B2B customers are demanding a different relationship. They want to interact with a sales person that legitimately questions, challenges ideas and innovations, and can clearly articulate how they will work to bring value beyond the product.
Rather than go and talk to buyers alone, sales people and businesses need to go to the social networks to listen to, observe and interact with customers to help find a footing and take note of the consumer voice.
Social Sales will also demand that the sales team work in collaboration with the marketing group to help seed the right information about their offerings into their markets and networks where their customers look to for information and to exchange ideas.
Customers want to see your work in action and get feedback from the sources they trust.
Entering into the Social Sales world also requires sales people to put aside their reluctance and adopt new technology. Social Sales is the dawn of the new salesperson that doesn't shy away from using information and systems to their advantage. The Social Salesperson will make the most of CRM (Customer Relationship Management) systems interlinking CRM functionality to connect with social media, marketing, campaigns, networks, etc. to track the threads of customer conversations, opinions and ideas. CRM can no longer be ignored or treated as a telephone directory by sales people and businesses.

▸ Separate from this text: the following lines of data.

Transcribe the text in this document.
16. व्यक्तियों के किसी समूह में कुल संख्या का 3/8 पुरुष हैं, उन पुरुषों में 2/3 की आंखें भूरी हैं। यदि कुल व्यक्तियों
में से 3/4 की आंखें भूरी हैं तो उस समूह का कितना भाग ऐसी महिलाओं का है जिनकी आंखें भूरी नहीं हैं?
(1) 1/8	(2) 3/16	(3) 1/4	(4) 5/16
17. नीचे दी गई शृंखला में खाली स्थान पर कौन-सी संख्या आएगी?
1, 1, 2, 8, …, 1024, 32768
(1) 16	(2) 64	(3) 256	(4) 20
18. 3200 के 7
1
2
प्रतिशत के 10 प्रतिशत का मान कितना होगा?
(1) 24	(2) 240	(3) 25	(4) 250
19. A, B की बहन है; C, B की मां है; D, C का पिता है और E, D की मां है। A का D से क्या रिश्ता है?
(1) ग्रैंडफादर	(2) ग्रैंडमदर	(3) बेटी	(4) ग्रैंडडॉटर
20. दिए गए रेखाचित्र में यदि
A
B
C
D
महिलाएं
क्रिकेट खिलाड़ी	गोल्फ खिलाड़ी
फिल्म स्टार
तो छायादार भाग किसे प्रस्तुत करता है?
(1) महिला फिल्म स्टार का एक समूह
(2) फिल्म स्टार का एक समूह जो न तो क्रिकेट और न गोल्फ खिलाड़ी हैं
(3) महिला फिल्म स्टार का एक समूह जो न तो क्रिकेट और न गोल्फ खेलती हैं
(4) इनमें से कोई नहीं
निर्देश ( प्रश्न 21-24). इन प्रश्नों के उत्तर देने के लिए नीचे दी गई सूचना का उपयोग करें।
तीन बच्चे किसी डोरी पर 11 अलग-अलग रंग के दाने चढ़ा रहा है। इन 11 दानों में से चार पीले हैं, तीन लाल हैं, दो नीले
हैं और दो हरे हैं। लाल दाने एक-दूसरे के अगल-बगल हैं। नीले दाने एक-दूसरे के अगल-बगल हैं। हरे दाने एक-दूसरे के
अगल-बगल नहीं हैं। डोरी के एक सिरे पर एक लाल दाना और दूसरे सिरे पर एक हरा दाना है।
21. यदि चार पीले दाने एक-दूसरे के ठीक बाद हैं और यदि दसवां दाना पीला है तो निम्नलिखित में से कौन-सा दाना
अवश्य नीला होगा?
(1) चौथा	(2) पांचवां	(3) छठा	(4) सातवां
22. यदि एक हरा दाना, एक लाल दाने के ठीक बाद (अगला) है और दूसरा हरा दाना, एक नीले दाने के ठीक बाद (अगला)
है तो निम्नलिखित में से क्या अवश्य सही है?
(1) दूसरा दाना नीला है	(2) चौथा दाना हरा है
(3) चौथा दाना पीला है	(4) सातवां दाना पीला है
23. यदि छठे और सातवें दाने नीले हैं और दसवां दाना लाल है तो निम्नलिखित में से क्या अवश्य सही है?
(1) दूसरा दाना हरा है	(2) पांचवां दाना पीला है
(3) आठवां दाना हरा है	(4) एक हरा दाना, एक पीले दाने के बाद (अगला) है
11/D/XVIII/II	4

The responsibility for Social Sales doesn't just reside with the sales team either, it needs to go all the way along the whole sales chain and beyond. At a recent leader's conference, a speaker asked the 500 heads of business in the room whether they use social media including twitter, FaceBook and the like. Somewhat alarmingly, only 5 raised their hands. We need to use CRM and social media tools to make strategic calls - the CEO, CFO, COO, and CIO will be asking 'Tell me what you see behind the numbers'. This request is referring to the patterns of information, customer comments, buying decisions, influences, customer experiences, emotions, and feedback that will influence what we make, how we interact with our markets and much more.
In 2010 and beyond, leaders, sales teams, and businesses will need to invest time, resources, and money to learn how to interact in these emerging social spaces. Why?
Because the traditional channels to the customer such as email marketing, trade shows, and face-to-face meetings will be less effective. In some cases you may not even be interacting with the customer directly but with their 'recommendation network'. The real challenge for sales will be to identify and engage with these new networks. Social Sales involves different skills, leadership, and a culture values a collaborative model of free knowledge exchange.
Social Sales is likely to change selling fundamentally - so are you and your business ready?